This month we look at a Health Insurance Portability and Accountability Act (HIPAA) enforcement action taken against a physician who failed to provide a patient with his requested medical records. This is an important case because it demonstrates the opportunities the physician had to correct the situation before he was ultimately fined.

Facts of the Case

The physician, Dr D, was a busy podiatrist who owned a practice with two offices. The issue began in September 2018, when a former patient, Mr L, called the podiatrist’s office requesting a copy of his records. After getting no response, he called again in October.

The patient had an open bill with the physician which his insurance had refused to pay, and he was attempting to appeal this decision by his health insurance company. After getting no response from his second call requesting the information, Mr L went into the office in November 2018 and filled out a written request for records. He was told they would be sent to him, but weeks passed, and he received nothing.

The following month, December 2018, Mr L called the office to follow up on his request and he was informed by an employee that the office was not trying to refuse his request, but rather had a lot of surgeries to complete before the end of the year and he should be patient.

By the end of January 2019, Mr L had run out of patience, and he called the physician again. This time, Dr D spoke to him and told him that his bill was unpaid and that if the patient or insurance didn’t pay the bill, the office would not release the records.

Mr L filed a complaint with the Office for Civil Rights (OCR), the enforcing authority for HIPAA violations, contending that he was a former patient and the physician’s office was improperly withholding his medical records.

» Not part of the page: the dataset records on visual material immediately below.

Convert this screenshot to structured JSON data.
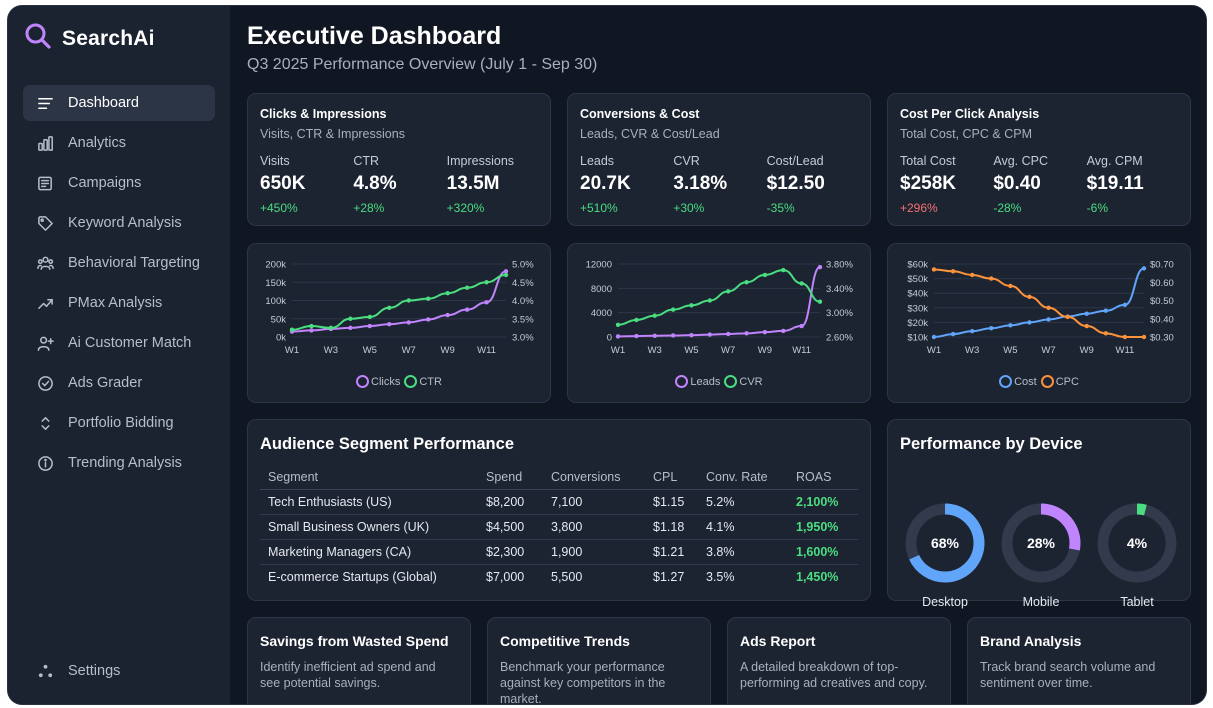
{
  "brand": {
    "name": "SearchAi",
    "icon": "search-icon"
  },
  "nav": [
    {
      "label": "Dashboard",
      "icon": "menu-lines-icon",
      "active": true
    },
    {
      "label": "Analytics",
      "icon": "bar-chart-icon"
    },
    {
      "label": "Campaigns",
      "icon": "newspaper-icon"
    },
    {
      "label": "Keyword Analysis",
      "icon": "tag-icon"
    },
    {
      "label": "Behavioral Targeting",
      "icon": "users-icon"
    },
    {
      "label": "PMax Analysis",
      "icon": "trend-up-icon"
    },
    {
      "label": "Ai Customer Match",
      "icon": "user-plus-icon"
    },
    {
      "label": "Ads Grader",
      "icon": "check-circle-icon"
    },
    {
      "label": "Portfolio Bidding",
      "icon": "chevrons-updown-icon"
    },
    {
      "label": "Trending Analysis",
      "icon": "info-icon"
    }
  ],
  "settings": {
    "label": "Settings",
    "icon": "settings-dots-icon"
  },
  "header": {
    "title": "Executive Dashboard",
    "subtitle": "Q3 2025 Performance Overview (July 1 - Sep 30)"
  },
  "kpi_cards": [
    {
      "title": "Clicks & Impressions",
      "subtitle": "Visits, CTR & Impressions",
      "metrics": [
        {
          "label": "Visits",
          "value": "650K",
          "change": "+450%",
          "trend": "up"
        },
        {
          "label": "CTR",
          "value": "4.8%",
          "change": "+28%",
          "trend": "up"
        },
        {
          "label": "Impressions",
          "value": "13.5M",
          "change": "+320%",
          "trend": "up"
        }
      ]
    },
    {
      "title": "Conversions & Cost",
      "subtitle": "Leads, CVR & Cost/Lead",
      "metrics": [
        {
          "label": "Leads",
          "value": "20.7K",
          "change": "+510%",
          "trend": "up"
        },
        {
          "label": "CVR",
          "value": "3.18%",
          "change": "+30%",
          "trend": "up"
        },
        {
          "label": "Cost/Lead",
          "value": "$12.50",
          "change": "-35%",
          "trend": "up"
        }
      ]
    },
    {
      "title": "Cost Per Click Analysis",
      "subtitle": "Total Cost, CPC & CPM",
      "metrics": [
        {
          "label": "Total Cost",
          "value": "$258K",
          "change": "+296%",
          "trend": "down"
        },
        {
          "label": "Avg. CPC",
          "value": "$0.40",
          "change": "-28%",
          "trend": "up"
        },
        {
          "label": "Avg. CPM",
          "value": "$19.11",
          "change": "-6%",
          "trend": "up"
        }
      ]
    }
  ],
  "chart_data": [
    {
      "type": "line",
      "x": [
        "W1",
        "W2",
        "W3",
        "W4",
        "W5",
        "W6",
        "W7",
        "W8",
        "W9",
        "W10",
        "W11",
        "W12"
      ],
      "xticks": [
        "W1",
        "W3",
        "W5",
        "W7",
        "W9",
        "W11"
      ],
      "left_axis": {
        "ticks": [
          "0k",
          "50k",
          "100k",
          "150k",
          "200k"
        ],
        "ylim": [
          0,
          200000
        ]
      },
      "right_axis": {
        "ticks": [
          "3.0%",
          "3.5%",
          "4.0%",
          "4.5%",
          "5.0%"
        ],
        "ylim": [
          3.0,
          5.0
        ]
      },
      "series": [
        {
          "name": "Clicks",
          "axis": "left",
          "color": "#c084fc",
          "values": [
            15000,
            18000,
            22000,
            25000,
            30000,
            35000,
            40000,
            48000,
            60000,
            75000,
            95000,
            180000
          ]
        },
        {
          "name": "CTR",
          "axis": "right",
          "color": "#4ade80",
          "values": [
            3.2,
            3.3,
            3.25,
            3.5,
            3.55,
            3.8,
            4.0,
            4.05,
            4.2,
            4.35,
            4.5,
            4.7
          ]
        }
      ]
    },
    {
      "type": "line",
      "x": [
        "W1",
        "W2",
        "W3",
        "W4",
        "W5",
        "W6",
        "W7",
        "W8",
        "W9",
        "W10",
        "W11",
        "W12"
      ],
      "xticks": [
        "W1",
        "W3",
        "W5",
        "W7",
        "W9",
        "W11"
      ],
      "left_axis": {
        "ticks": [
          "0",
          "4000",
          "8000",
          "12000"
        ],
        "ylim": [
          0,
          12000
        ]
      },
      "right_axis": {
        "ticks": [
          "2.60%",
          "3.00%",
          "3.40%",
          "3.80%"
        ],
        "ylim": [
          2.6,
          3.8
        ]
      },
      "series": [
        {
          "name": "Leads",
          "axis": "left",
          "color": "#c084fc",
          "values": [
            100,
            150,
            200,
            250,
            300,
            400,
            500,
            600,
            800,
            1000,
            1800,
            11500
          ]
        },
        {
          "name": "CVR",
          "axis": "right",
          "color": "#4ade80",
          "values": [
            2.8,
            2.88,
            2.95,
            3.05,
            3.12,
            3.2,
            3.35,
            3.5,
            3.62,
            3.7,
            3.48,
            3.18
          ]
        }
      ]
    },
    {
      "type": "line",
      "x": [
        "W1",
        "W2",
        "W3",
        "W4",
        "W5",
        "W6",
        "W7",
        "W8",
        "W9",
        "W10",
        "W11",
        "W12"
      ],
      "xticks": [
        "W1",
        "W3",
        "W5",
        "W7",
        "W9",
        "W11"
      ],
      "left_axis": {
        "ticks": [
          "$10k",
          "$20k",
          "$30k",
          "$40k",
          "$50k",
          "$60k"
        ],
        "ylim": [
          10000,
          60000
        ]
      },
      "right_axis": {
        "ticks": [
          "$0.30",
          "$0.40",
          "$0.50",
          "$0.60",
          "$0.70"
        ],
        "ylim": [
          0.3,
          0.7
        ]
      },
      "series": [
        {
          "name": "Cost",
          "axis": "left",
          "color": "#60a5fa",
          "values": [
            10000,
            12000,
            14000,
            16000,
            18000,
            20000,
            22000,
            24000,
            26000,
            28000,
            32000,
            57000
          ]
        },
        {
          "name": "CPC",
          "axis": "right",
          "color": "#fb923c",
          "values": [
            0.67,
            0.66,
            0.64,
            0.62,
            0.58,
            0.52,
            0.46,
            0.41,
            0.36,
            0.32,
            0.3,
            0.3
          ]
        }
      ]
    }
  ],
  "segments": {
    "title": "Audience Segment Performance",
    "columns": [
      "Segment",
      "Spend",
      "Conversions",
      "CPL",
      "Conv. Rate",
      "ROAS"
    ],
    "rows": [
      [
        "Tech Enthusiasts (US)",
        "$8,200",
        "7,100",
        "$1.15",
        "5.2%",
        "2,100%"
      ],
      [
        "Small Business Owners (UK)",
        "$4,500",
        "3,800",
        "$1.18",
        "4.1%",
        "1,950%"
      ],
      [
        "Marketing Managers (CA)",
        "$2,300",
        "1,900",
        "$1.21",
        "3.8%",
        "1,600%"
      ],
      [
        "E-commerce Startups (Global)",
        "$7,000",
        "5,500",
        "$1.27",
        "3.5%",
        "1,450%"
      ]
    ]
  },
  "device": {
    "title": "Performance by Device",
    "items": [
      {
        "label": "Desktop",
        "percent": 68,
        "display": "68%",
        "color": "#60a5fa"
      },
      {
        "label": "Mobile",
        "percent": 28,
        "display": "28%",
        "color": "#c084fc"
      },
      {
        "label": "Tablet",
        "percent": 4,
        "display": "4%",
        "color": "#4ade80"
      }
    ]
  },
  "features": [
    {
      "title": "Savings from Wasted Spend",
      "desc": "Identify inefficient ad spend and see potential savings."
    },
    {
      "title": "Competitive Trends",
      "desc": "Benchmark your performance against key competitors in the market."
    },
    {
      "title": "Ads Report",
      "desc": "A detailed breakdown of top-performing ad creatives and copy."
    },
    {
      "title": "Brand Analysis",
      "desc": "Track brand search volume and sentiment over time."
    }
  ]
}
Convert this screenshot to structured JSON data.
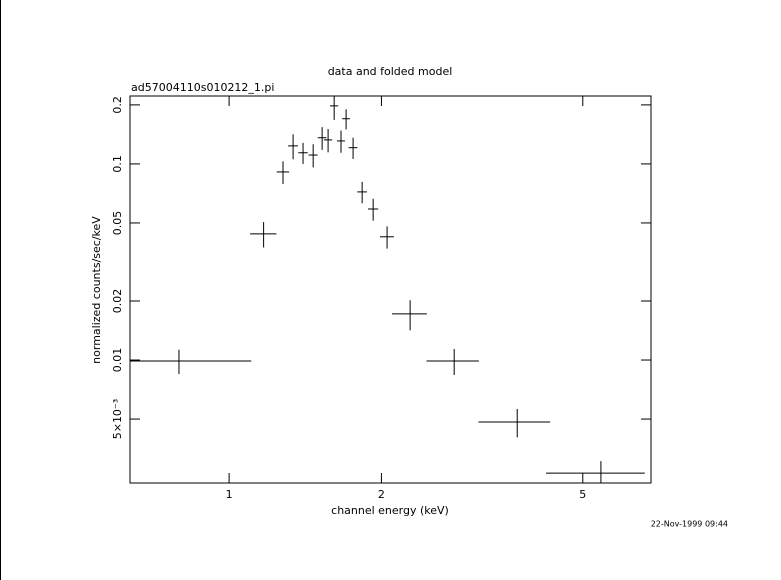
{
  "chart_data": {
    "type": "scatter",
    "title": "data and folded model",
    "subtitle": "ad57004110s010212_1.pi",
    "x_label": "channel energy (keV)",
    "y_label": "normalized counts/sec/keV",
    "timestamp": "22-Nov-1999 09:44",
    "xscale": "log",
    "yscale": "log",
    "xlim": [
      0.637,
      6.82
    ],
    "ylim": [
      0.00236,
      0.222
    ],
    "xticks": [
      1,
      2,
      5
    ],
    "yticks": [
      {
        "value": 0.005,
        "label": "5×10⁻³"
      },
      0.01,
      0.02,
      0.05,
      0.1,
      0.2
    ],
    "series": [
      {
        "color": "#000000",
        "x": [
          0.796,
          1.17,
          1.278,
          1.338,
          1.4,
          1.466,
          1.527,
          1.569,
          1.613,
          1.664,
          1.703,
          1.758,
          1.832,
          1.926,
          2.052,
          2.279,
          2.785,
          3.71,
          5.43
        ],
        "xerr": [
          0.31,
          0.07,
          0.036,
          0.03,
          0.03,
          0.03,
          0.03,
          0.03,
          0.03,
          0.03,
          0.03,
          0.035,
          0.04,
          0.045,
          0.065,
          0.18,
          0.33,
          0.6,
          1.2
        ],
        "values": [
          0.00989,
          0.044,
          0.091,
          0.1236,
          0.114,
          0.111,
          0.136,
          0.1326,
          0.1977,
          0.131,
          0.17,
          0.121,
          0.072,
          0.0589,
          0.0425,
          0.01718,
          0.00989,
          0.00483,
          0.00265
        ],
        "yerr": [
          0.0014,
          0.0065,
          0.012,
          0.018,
          0.014,
          0.015,
          0.018,
          0.018,
          0.03,
          0.017,
          0.02,
          0.015,
          0.009,
          0.0075,
          0.0055,
          0.003,
          0.0015,
          0.0008,
          0.0004
        ]
      }
    ]
  }
}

In HIPAA enforcement actions, typically OCR issues a ‘technical assistance letter’ seeking to help the physician’s office to understand and comply with the rules and providing the office with a chance for the error to be corrected. In this case, the letter advised the podiatrist’s office about Mr L’s right to access his personal health information. It informed Dr D that the request must be acted upon no later than 30 days after getting such a request and that Dr D could not withhold or deny access to the records on the grounds that a bill was not paid. Mr L also received a letter from OCR saying that the investigation had been informally closed after providing technical assistance to the podiatrist’s office, and that if Mr L had any other problems, he should contact OCR.

In late April 2019, Mr L went to the office to inquire about finally picking up the records and he was told by an employee “we still have your request, and we have your number.”